It appears there are a few people in the community who are grossly misinformed about the proposed traffic improvements associated with the La Paz project for the intersection of PCH and Cross Creek Road. As I read the comment letters, it was apparent that around 200 of them were simply copies of a letter generated by one poorly informed activist.
This intersection has been a choke-point for westbound traffic since my first visit in 1977. As a longtime resident and member of the Malibu Public Works Commission, I would like to take this opportunity to state the facts.
In 2013, the PCH Malibu Safety study prepared by LSA identified this intersection as one of the most dangerous in the community. The proposed improvements to the PCH and Cross Creek intersection are about public safety on our roads for bicyclists, pedestrians and cars alike. This intersection will be upgraded without any taxpayer money.
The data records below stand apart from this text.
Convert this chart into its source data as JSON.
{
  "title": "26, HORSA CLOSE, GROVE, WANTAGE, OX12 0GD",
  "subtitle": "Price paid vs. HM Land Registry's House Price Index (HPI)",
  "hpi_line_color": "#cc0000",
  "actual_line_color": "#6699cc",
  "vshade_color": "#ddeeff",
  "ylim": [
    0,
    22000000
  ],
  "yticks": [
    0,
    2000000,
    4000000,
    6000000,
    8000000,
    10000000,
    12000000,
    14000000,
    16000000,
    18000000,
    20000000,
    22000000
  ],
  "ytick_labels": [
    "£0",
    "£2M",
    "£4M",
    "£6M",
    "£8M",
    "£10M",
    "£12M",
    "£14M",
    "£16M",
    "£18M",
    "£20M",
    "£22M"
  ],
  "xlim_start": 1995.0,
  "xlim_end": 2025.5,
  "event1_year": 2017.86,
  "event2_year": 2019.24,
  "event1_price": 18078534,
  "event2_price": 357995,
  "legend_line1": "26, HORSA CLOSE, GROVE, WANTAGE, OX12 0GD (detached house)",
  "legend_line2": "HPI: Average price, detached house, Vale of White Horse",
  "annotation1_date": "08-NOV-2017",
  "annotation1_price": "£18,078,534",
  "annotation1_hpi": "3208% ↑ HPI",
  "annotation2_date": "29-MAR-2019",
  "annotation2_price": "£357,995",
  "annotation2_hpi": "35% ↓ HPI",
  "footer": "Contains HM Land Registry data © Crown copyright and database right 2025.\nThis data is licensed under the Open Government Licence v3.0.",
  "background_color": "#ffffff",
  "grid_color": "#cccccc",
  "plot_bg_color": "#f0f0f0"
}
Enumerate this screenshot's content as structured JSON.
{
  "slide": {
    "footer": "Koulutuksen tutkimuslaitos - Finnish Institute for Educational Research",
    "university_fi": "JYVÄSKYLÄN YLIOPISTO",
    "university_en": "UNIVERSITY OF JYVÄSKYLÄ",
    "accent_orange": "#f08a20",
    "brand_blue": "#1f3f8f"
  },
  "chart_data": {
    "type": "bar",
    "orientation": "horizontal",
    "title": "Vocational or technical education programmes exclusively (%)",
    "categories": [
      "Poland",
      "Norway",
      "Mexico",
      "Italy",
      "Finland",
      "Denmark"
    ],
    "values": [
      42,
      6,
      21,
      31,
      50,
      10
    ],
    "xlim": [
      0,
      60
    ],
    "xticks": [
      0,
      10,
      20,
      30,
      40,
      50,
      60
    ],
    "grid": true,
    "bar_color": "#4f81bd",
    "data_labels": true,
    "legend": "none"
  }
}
The removal of the sycamore tree is required in order to facilitate proper lane width. The tree sits on the Caltrans right-of-way property. A land survey conducted for the site shows the tree is completely on Caltrans property.
La Paz representatives have met with Caltrans officials on multiple occasions to discuss the intersection improvement project and proposed a variety of alternative designs that would not necessitate the removal of the tree. Caltrans has rejected them all, maintaining that PCH is a highway and thus highway standards must be upheld for this project.
As required by the City of Malibu, the sycamore removed will be replaced with 10 new sycamores.
No loss of parking on PCH will occur as a result of the intersection improvement project. The sycamore and the four eucalyptus trees closest to the intersection are within marked “No Parking” areas and have been for years. The boundaries of the no parking area are not being changed.
Upgrading and improving the intersection of PCH and Cross Creek will facilitate the creation of a bike lane and right turn lanes at this site.
The proposed road improvements are an overdue matter of public safety.